Jeff Spivak and Keiko Shimoda – The Pillow Book of Sei Shonagon
Wednesday, April 1, 2015 @ 10:30 am - Thursday, April 30, 2015 @ 4:30 pm
‘The Pillow Book of Sei Shonagon’, a 10th Century court memoir, occupies a place of honour in Japanese literature comparable to that of Shakespeare in the English one. Written by Lady Sei Shonagon, the Pillow Book has no narrative. Rather, it is a private diary in which she collected her reflections and observations during the years she spent at the Imperial palace in Kyoto as a lady-in-waiting to Empress Teishi.

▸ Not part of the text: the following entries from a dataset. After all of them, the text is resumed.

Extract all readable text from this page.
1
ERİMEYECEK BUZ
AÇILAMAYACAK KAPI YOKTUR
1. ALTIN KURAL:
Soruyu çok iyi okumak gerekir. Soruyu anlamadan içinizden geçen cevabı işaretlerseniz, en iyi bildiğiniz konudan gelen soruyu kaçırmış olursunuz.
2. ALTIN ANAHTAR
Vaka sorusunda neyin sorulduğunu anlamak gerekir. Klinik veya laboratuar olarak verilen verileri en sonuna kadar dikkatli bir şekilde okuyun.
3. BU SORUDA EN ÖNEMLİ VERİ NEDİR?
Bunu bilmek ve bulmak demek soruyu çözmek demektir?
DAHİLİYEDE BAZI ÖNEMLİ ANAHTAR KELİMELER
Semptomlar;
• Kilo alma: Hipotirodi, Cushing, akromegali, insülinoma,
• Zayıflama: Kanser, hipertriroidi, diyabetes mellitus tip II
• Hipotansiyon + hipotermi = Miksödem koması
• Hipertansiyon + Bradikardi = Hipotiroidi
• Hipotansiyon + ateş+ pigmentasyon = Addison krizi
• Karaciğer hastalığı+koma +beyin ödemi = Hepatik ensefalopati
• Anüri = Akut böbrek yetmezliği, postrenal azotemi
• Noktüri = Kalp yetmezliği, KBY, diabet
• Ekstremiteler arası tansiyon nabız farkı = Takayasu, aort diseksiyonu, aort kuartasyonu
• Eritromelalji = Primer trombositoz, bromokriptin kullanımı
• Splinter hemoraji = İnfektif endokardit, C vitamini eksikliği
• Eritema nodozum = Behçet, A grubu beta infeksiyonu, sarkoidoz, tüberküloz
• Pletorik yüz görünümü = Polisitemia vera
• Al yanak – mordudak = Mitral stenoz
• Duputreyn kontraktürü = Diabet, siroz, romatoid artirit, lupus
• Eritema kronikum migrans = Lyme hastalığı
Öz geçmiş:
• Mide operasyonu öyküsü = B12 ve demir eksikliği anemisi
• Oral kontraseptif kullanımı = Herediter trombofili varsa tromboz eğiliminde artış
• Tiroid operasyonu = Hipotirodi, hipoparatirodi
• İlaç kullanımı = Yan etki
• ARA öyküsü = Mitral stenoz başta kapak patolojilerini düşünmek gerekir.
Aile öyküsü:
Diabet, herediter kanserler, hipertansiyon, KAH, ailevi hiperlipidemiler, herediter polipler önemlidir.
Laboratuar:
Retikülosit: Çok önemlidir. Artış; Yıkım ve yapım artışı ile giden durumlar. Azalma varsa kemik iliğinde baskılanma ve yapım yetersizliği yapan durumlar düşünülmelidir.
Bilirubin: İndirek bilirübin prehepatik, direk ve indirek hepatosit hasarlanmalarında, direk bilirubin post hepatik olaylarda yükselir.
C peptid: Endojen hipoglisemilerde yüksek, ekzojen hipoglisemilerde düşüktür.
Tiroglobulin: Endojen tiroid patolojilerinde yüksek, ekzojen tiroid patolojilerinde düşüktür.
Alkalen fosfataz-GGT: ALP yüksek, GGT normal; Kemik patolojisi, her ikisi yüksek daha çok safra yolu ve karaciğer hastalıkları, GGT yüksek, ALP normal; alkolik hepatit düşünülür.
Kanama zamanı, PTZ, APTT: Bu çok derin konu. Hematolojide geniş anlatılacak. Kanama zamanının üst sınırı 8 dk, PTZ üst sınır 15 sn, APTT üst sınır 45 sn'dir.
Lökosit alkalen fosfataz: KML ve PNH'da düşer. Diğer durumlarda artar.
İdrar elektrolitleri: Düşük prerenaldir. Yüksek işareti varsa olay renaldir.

An acute and thoughtful witness, Sei rested her gaze on the measured flow of life as it unfolded before her; lakes and mountains, men and women, pine trees and birds, love and hate, colours and sounds, temple and houses. Whatever entered her field of vision was classified with unerring accuracy into things ‘delightful’ or ‘repulsive’ depending on their aesthetic quality. All expressions of life, from the most mundane to the most exalted, were evaluated on a single double-edged criterion: their inherent beauty and their harmony with the overall order of things. Thus the images that fill the pages of the Pillow Book come free from the baggage of intellectual interpretation. Rather, they float in Sei’s consciousness on the small transparent clouds of their emotional resonances, lifted from the chaotic background and transformed into laconic, aphoristic verbal vignettes. Despite the great distance in time, place and culture, her images are instantly recognised as true and familiar without any additional interpretative effort. Like all genuine art, they transcend the confines of Sei’s own circumstances and ascend into the realm of the universal.
Hence, the current project took it upon itself to cross the lines of separation and expose 21st Century Britain to the gaze of Sei Shonagon. Based on Sei’s diary entries, Jeff Spivak, a Scottish fine art photographer currently living in England (www.jeffspivak.com) produced photographs and pigment transfer prints. Keiko Shimoda, a Japanese calligrapher, currently residing in London (www.j-wcalligraphy.co.uk) brushed Sei’s texts onto the images. Jeff also mounted and framed each picture by hand.
We are proud to present a small selection of these unique, one-off pieces, hoping to communicate at least some of the timeless grace which, having originated with a Japanese woman watching the mist curl down the mountain slopes a millennium ago, is so desperately missed in our frantic age.